ECO-POETICS FOR THE MORE-THAN-HUMAN WORLD: A READING AND CONVERSATION

17 NOVEMBER (WEDNESDAY) 18:00-19:30 (HELSINKI) 11:00-12:30 (NEW YORK)

For ZOOM Link please register HERE by November 16. You will receive the ZOOM link an hour before the event.

This session features contributors to the recent anthology of poetry and commentary, Poetics for the More-Than-Human World. Six scholar/poets/artists will read from recent poetic works representing a diversity of voice, place, and connections between human and non-human communities at this time of imminent danger pressing for change. There will be time for conversation. Featuring Mei-mei Berssenbrugge, Joseph Bruchac, Cheryl J. Fish, Juan Carlos Galeano, Hanna Ellen Guttorm, and Mary Newell.

Mei-mei Berssenbrugge is the author of fourteen books of poetry, most recently, A Treatise on Stars (New Directions) and Hello, the Roses (New Directions), which has been translated into Swedish by Ana Jaderland.  She received Bollingen Prize in 2021 and was short-listed for the National Book Award and the Pulitzer Prize.  She has collaborated with artists in visual arts, theater, music and dance.  She lives in northern New Mexico.

Joseph Bruchac is an enrolled member of the Nulhegan Abenaki Nation. Author of over 170 books in several genres, his poems, essays, and stories have appeared in hundreds of anthologies and magazines ranging from Akwesasne Notes and Parabola to the Paris Review and National Geographic. His books of poetry include: Ndakinna/Our Land, Nisnol Siboal/Two Rivers, and Four Directions, New and Recollected Poems.

Cheryl J. Fish is an environmental justice scholar, poet, and fiction writer. Her new book of poem and photographs, THE SAUNA IS FULL OF MAIDS, celebrates Finnish sauna culture, travel, and friendships. She has published essays on resistance to extractivism in Sápmi, focused on the work of Sami filmmakers and photographers. Fish has been a writer-in-residence at KulttuuriKauppila in Ii, Finland, and was Fulbright professor at University of Tampere. Her collection of poetry, Crater & Tower, addresses trauma, ecology, and aftermaths at Mount St. Helens Volcano and the World Trade Center since 9-11-01. She is professor of English at BMCC/City University of New York, and docent lecturer in the Dept. of Cultures at University of Helsinki.

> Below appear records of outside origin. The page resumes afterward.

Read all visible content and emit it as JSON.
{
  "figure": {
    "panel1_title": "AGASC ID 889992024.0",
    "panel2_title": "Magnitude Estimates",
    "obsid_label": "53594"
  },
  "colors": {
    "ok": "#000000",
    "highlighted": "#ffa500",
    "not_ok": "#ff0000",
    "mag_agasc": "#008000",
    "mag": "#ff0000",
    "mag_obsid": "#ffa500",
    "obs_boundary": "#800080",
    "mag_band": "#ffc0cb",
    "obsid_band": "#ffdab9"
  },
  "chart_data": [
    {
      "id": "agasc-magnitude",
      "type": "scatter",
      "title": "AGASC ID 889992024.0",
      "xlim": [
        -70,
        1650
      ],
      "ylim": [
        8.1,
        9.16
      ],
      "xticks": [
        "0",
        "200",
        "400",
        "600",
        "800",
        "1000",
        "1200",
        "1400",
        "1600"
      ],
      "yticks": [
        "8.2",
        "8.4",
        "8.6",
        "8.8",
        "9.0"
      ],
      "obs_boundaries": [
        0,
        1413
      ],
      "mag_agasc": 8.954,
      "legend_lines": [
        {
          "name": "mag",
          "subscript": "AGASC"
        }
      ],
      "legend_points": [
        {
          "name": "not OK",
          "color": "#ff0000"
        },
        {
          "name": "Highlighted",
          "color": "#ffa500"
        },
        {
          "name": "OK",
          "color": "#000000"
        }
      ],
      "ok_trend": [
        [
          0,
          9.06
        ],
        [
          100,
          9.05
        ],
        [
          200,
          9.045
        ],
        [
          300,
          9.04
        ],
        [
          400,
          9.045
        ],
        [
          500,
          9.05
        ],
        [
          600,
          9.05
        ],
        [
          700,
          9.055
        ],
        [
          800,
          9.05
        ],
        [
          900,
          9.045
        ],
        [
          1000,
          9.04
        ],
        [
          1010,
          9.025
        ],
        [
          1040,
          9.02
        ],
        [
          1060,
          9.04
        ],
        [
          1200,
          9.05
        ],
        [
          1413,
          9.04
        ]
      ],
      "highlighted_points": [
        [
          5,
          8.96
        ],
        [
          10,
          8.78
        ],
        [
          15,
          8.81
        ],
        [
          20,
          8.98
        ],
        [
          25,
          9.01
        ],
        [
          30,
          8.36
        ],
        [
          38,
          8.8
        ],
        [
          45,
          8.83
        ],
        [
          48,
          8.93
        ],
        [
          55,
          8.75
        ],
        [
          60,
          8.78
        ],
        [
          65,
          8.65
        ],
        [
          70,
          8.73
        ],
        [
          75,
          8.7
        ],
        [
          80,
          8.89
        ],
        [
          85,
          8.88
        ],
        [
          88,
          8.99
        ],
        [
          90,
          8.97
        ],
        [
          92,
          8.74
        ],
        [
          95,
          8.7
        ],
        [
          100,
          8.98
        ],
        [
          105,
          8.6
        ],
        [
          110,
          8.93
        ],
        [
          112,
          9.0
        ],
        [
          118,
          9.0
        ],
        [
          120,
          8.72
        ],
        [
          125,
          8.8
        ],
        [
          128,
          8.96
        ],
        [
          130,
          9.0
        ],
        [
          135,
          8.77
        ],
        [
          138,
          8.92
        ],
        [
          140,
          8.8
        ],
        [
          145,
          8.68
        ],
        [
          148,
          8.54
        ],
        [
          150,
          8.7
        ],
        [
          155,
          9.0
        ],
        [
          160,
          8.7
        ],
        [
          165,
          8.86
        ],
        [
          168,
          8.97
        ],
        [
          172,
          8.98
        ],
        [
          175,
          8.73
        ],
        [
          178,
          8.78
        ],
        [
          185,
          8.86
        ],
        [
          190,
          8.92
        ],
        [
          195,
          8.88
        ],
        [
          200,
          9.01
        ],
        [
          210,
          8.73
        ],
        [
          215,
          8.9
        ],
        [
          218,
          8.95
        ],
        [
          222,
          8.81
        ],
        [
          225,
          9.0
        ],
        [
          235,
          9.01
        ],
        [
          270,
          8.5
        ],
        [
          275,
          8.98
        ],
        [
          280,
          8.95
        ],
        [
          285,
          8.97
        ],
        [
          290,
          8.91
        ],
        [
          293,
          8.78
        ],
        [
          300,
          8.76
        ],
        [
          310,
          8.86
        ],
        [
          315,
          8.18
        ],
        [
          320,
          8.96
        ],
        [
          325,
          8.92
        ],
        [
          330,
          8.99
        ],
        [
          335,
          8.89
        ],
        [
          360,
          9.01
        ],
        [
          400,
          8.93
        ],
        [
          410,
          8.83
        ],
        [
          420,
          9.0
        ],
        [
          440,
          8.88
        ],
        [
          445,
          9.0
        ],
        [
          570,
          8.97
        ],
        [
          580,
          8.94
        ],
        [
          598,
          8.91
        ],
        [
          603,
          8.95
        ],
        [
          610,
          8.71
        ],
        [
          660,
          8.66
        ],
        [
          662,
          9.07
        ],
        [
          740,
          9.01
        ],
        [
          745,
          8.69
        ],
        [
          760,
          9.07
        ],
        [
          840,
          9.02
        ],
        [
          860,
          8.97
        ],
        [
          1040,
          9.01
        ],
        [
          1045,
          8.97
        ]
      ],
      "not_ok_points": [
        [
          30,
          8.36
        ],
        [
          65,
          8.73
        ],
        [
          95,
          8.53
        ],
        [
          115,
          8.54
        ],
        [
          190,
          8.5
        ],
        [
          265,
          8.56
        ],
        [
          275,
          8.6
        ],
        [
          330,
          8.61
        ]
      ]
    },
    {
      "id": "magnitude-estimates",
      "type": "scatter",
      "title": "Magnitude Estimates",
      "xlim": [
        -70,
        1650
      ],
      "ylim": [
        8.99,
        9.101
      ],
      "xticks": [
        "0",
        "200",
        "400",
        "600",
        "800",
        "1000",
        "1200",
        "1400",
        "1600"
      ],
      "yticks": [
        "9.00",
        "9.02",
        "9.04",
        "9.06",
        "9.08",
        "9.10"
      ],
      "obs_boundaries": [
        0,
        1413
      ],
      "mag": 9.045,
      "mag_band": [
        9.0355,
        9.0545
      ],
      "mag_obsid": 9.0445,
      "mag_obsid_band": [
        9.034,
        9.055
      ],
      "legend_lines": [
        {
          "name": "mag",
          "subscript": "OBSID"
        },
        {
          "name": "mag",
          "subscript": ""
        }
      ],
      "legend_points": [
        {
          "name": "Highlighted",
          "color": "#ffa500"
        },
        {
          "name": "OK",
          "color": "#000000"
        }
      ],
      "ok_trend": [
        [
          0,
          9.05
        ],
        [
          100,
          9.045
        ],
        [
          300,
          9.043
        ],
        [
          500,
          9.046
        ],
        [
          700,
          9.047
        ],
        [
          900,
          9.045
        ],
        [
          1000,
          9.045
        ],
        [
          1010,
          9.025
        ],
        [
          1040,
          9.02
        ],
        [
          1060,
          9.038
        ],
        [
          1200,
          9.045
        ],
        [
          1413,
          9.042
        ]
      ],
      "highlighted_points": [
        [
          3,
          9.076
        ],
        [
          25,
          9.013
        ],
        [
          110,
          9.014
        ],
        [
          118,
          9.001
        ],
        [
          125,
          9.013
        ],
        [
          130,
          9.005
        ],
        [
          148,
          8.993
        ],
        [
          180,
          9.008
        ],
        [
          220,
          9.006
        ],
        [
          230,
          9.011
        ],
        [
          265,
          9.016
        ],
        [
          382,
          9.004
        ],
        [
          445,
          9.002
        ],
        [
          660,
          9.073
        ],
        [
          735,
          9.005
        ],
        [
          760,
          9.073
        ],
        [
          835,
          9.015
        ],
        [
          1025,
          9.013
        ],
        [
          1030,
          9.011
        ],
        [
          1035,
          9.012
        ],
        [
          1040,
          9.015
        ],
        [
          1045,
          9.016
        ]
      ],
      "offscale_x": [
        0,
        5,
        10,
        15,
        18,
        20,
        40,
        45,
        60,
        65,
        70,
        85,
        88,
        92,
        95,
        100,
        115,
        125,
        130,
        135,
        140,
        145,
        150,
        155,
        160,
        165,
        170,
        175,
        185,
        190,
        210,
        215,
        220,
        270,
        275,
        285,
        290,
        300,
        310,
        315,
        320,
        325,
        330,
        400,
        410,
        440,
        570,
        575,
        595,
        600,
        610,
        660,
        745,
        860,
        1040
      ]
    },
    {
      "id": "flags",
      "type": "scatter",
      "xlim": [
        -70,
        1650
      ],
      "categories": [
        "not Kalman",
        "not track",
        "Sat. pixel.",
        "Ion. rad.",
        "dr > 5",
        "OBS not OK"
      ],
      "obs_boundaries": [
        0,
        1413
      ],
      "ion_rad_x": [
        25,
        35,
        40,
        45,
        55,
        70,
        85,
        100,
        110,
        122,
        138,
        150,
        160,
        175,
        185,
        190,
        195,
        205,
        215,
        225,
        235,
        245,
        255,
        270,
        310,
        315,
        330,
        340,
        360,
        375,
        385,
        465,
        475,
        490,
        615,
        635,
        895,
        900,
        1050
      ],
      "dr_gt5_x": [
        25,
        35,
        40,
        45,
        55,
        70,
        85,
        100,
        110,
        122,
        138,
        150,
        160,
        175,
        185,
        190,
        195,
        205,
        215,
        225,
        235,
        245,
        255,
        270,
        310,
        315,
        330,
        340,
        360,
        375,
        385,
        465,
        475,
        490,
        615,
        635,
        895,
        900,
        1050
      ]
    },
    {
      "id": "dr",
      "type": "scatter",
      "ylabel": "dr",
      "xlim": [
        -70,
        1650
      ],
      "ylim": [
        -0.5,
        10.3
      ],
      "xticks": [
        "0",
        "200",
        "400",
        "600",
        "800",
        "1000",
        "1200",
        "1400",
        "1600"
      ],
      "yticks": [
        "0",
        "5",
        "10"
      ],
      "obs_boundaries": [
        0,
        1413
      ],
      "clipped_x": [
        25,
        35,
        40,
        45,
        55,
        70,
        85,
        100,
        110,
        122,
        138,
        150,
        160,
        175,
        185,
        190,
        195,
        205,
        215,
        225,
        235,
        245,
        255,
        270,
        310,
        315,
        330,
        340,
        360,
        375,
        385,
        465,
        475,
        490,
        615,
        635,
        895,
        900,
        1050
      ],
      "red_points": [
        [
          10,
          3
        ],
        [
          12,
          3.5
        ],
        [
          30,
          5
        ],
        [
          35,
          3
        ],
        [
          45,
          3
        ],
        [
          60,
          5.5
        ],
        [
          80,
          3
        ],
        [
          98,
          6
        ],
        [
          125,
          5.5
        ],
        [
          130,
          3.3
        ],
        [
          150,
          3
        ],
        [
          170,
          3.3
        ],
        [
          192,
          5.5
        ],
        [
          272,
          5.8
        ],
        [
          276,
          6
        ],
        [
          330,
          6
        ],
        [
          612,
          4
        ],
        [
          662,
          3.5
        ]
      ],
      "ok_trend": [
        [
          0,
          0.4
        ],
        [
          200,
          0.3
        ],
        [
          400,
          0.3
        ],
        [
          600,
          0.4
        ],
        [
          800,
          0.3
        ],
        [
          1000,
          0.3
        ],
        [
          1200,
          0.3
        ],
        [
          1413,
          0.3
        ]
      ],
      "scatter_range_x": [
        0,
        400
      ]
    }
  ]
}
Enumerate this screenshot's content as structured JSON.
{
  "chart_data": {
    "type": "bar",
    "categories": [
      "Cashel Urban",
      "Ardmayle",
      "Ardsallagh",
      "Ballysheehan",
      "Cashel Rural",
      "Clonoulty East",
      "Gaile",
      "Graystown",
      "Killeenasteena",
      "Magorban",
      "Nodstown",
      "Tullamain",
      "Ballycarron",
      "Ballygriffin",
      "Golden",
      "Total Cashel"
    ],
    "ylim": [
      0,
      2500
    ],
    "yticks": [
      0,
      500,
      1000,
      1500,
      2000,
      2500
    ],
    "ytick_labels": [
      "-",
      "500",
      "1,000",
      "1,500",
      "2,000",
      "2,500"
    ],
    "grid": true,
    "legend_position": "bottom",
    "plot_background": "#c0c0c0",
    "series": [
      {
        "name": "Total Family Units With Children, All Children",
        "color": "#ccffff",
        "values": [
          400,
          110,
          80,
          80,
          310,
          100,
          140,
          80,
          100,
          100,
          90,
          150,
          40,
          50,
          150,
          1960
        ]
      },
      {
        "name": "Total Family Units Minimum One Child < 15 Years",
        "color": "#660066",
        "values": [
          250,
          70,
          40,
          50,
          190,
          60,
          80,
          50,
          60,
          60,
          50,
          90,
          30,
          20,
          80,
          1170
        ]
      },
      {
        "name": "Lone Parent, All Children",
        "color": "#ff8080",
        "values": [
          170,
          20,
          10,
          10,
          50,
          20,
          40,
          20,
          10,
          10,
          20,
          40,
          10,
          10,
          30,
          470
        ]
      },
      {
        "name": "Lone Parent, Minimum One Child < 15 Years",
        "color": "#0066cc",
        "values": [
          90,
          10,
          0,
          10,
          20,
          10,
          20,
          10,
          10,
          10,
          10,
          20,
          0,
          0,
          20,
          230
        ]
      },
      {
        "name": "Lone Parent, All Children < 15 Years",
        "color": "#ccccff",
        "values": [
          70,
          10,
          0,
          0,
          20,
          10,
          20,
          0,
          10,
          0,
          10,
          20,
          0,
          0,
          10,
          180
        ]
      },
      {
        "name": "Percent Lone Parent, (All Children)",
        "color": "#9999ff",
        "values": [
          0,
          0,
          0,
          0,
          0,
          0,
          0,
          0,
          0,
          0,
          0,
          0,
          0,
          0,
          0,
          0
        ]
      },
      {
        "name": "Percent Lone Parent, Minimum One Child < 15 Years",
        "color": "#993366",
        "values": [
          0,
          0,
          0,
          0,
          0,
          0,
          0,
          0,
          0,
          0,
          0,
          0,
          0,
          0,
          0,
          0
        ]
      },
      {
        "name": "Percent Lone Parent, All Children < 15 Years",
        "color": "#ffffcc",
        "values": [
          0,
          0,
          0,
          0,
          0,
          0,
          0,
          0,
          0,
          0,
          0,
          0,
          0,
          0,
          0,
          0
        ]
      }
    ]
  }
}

Juan Carlos Galeano is a poet, essayist and filmmaker born in the Amazon region of Colombia. He has published several books of poetry and has translated the works of North American poets into Spanish. Over a decade of fieldwork on symbolic narratives of riverine and forest people in the Amazon basin resulted in his production of a comprehensive collection of storytelling (Folktales of the Amazon, ABC-CLIO, 2009) translated into several languages, the documentary film (The Trees Have a Mother, Films for the Humanities and Sciences, 2009), and most recently, last summer, El Río, 2018. His poetry inspired by Amazonian cosmologies and the modern world has been anthologized and published in international journals.

Hanna Ellen Guttorm, is widely interested in life and its possibilities on our planet. She is especially inspired by Indigenous ontologies, post theories, and nomadic, autoethnographic writing, with which she investigates–especially in the context of the Sámi society and her own roots–how we could do and write research in order to make a change towards a more ecological, social and cultural sustainability and solidarity possible. Currently she works as senior researcher in Indigenous Studies at the University of Helsinki, also affiliated to HELSUS (Helsinki Institute of Sustainability Studies).

Mary Newell authored the chapbooks TILT/ HOVER/ VEER (Codhill Press 2019) and Re-SURGE  (Trainwreck Press 2021), poems in journals and anthologies, and essays including “When Poetry Rivers” (Interim journal). She is co-editor of Poetics for the More-than-Human-World: An Anthology of Poetry and Commentary and the forthcoming (2022) Routledge Companion to Ecopoetics.